In the corner you can see three tubes running through the wall/floor, two are the coolant lines for the summer radiator and the third is just the air conditioners water drain. The black/red cables beside it are to power the fans on the summer radiator.
The 6870 cooling loop is a much more recent addition and I setup this extremely dodgy looking radiator to leak test the system and do some other performance tests. I made some crazy electronics to control the pump speed by toggling between 5v and 12v rails from the PSU but eventually found it was not sufficient for my needs, so instead the $8 pump now runs of $200 lab bench power supply until I can be bothered fixing it up 'properly'. The OUTRAGEOUS amber mass next to the radiator (which has 4x 120mm fans ontop) is because of an absolutely ridiculous air-bubble-sucking problem I encountered where the pump was pulling such an extreme vacuum on one half of the cooling loop that it was pulling air between the tubing-connector join near the radiator. One hour with a hot glue gun and several zipties putting kilograms of force on it didn't solve it. The solution was to move the pump position in the loop and lower its voltage a little.

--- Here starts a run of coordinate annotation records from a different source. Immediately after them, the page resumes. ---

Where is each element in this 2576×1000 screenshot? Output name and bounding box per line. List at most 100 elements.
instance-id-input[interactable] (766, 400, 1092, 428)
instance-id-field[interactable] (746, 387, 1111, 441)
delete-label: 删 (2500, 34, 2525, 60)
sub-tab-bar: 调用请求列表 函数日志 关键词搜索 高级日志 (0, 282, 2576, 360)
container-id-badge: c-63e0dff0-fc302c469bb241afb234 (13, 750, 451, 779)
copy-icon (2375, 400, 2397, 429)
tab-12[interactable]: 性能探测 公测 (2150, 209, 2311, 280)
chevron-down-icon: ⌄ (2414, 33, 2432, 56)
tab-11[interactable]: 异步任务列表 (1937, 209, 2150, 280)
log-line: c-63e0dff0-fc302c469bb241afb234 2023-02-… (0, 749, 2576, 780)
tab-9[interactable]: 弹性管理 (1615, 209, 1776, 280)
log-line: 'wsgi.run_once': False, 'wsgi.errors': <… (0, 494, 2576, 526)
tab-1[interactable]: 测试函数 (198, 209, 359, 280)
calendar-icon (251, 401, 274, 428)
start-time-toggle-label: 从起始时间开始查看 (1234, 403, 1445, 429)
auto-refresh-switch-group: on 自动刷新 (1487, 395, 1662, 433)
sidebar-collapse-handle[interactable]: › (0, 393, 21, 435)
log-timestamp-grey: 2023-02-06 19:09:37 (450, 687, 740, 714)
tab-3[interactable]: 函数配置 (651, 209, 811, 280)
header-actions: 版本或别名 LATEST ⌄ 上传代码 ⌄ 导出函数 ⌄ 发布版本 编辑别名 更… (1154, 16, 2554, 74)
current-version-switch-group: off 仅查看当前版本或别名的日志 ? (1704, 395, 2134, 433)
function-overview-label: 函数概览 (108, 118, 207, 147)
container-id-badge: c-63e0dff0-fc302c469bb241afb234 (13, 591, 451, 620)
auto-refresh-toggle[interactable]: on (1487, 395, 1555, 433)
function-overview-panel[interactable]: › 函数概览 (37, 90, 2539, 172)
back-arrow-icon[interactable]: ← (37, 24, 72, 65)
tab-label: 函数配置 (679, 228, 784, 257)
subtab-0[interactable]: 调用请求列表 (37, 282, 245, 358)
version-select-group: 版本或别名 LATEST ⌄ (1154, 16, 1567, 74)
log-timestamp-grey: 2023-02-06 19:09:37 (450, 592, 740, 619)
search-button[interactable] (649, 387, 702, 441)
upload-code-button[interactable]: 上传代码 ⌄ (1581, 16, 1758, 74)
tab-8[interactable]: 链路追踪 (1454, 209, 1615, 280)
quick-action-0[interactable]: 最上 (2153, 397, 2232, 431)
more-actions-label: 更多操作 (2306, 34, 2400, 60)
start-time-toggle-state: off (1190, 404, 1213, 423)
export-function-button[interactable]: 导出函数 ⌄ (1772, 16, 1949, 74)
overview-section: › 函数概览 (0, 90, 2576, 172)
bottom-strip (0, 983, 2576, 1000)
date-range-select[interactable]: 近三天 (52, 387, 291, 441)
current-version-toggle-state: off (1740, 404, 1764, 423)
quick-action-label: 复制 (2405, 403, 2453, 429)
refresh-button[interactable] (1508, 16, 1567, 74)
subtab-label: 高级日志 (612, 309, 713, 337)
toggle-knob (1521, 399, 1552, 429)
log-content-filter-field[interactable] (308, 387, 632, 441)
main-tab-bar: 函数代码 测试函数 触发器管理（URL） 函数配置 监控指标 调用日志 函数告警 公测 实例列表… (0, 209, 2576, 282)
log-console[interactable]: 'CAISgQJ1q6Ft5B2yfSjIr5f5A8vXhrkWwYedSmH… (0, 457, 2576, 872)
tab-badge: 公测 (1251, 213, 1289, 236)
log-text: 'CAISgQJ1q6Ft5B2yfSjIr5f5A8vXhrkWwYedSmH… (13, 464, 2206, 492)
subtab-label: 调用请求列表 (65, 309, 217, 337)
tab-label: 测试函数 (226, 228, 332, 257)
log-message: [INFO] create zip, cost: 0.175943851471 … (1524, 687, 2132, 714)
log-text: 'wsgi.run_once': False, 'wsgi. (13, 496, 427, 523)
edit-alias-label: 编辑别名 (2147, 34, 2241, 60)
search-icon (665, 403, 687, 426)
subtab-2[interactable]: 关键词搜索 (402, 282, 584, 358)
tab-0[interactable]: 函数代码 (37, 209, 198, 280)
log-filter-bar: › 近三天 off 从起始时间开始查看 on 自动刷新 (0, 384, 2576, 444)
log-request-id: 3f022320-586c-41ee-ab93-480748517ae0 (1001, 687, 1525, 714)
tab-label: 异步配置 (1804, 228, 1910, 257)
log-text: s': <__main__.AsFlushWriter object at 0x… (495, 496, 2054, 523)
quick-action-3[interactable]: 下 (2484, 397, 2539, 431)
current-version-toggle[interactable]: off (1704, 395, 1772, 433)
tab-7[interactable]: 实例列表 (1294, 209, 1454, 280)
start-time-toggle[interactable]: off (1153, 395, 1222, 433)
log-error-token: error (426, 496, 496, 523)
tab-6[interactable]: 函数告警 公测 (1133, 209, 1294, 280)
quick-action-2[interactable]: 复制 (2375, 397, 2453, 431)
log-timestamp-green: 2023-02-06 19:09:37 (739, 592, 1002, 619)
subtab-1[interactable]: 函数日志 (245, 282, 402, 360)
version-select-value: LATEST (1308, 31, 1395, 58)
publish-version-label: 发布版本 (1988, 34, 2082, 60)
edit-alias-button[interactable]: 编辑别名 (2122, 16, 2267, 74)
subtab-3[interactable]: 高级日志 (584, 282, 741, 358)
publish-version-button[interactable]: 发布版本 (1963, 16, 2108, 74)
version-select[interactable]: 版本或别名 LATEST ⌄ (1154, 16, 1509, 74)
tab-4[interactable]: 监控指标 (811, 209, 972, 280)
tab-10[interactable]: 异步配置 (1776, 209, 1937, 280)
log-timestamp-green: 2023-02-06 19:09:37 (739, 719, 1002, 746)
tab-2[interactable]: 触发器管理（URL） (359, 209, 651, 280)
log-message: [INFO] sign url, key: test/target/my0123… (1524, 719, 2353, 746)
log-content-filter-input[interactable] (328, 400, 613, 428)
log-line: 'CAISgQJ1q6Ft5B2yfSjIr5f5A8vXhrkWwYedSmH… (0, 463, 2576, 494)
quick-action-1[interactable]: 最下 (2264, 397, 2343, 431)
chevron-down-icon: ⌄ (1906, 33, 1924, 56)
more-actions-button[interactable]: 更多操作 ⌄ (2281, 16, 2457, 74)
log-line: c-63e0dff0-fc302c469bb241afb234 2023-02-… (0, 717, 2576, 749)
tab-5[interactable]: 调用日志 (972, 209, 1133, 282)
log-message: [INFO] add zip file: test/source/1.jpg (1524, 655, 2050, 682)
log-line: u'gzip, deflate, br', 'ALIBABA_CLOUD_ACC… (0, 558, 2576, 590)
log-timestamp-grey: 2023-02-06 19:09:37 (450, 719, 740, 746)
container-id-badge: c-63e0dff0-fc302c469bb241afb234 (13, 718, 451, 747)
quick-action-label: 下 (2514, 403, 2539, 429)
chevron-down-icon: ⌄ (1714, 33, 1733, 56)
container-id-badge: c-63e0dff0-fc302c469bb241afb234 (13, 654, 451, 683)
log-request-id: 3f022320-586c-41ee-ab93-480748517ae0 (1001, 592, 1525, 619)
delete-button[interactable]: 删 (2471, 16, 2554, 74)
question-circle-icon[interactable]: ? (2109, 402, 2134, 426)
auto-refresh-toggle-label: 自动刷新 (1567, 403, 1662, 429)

For now it tentatively lives on the glass shelf under my TV.
Last thing perhaps worth mentioning with all this highly electrically conductive coolant around the place and dodgy agricultural grade tubing/connectors being used... is the amazing drip-mitigation feature I have installed to protect the lower-lying cards in the case. As you might be able to see, it is in fact a collection of disposable drinking cups cut up and taped together to redirect any liquid to the bottom and out of the case! $2 of plastic may yet save the $100+ cards! Wheee!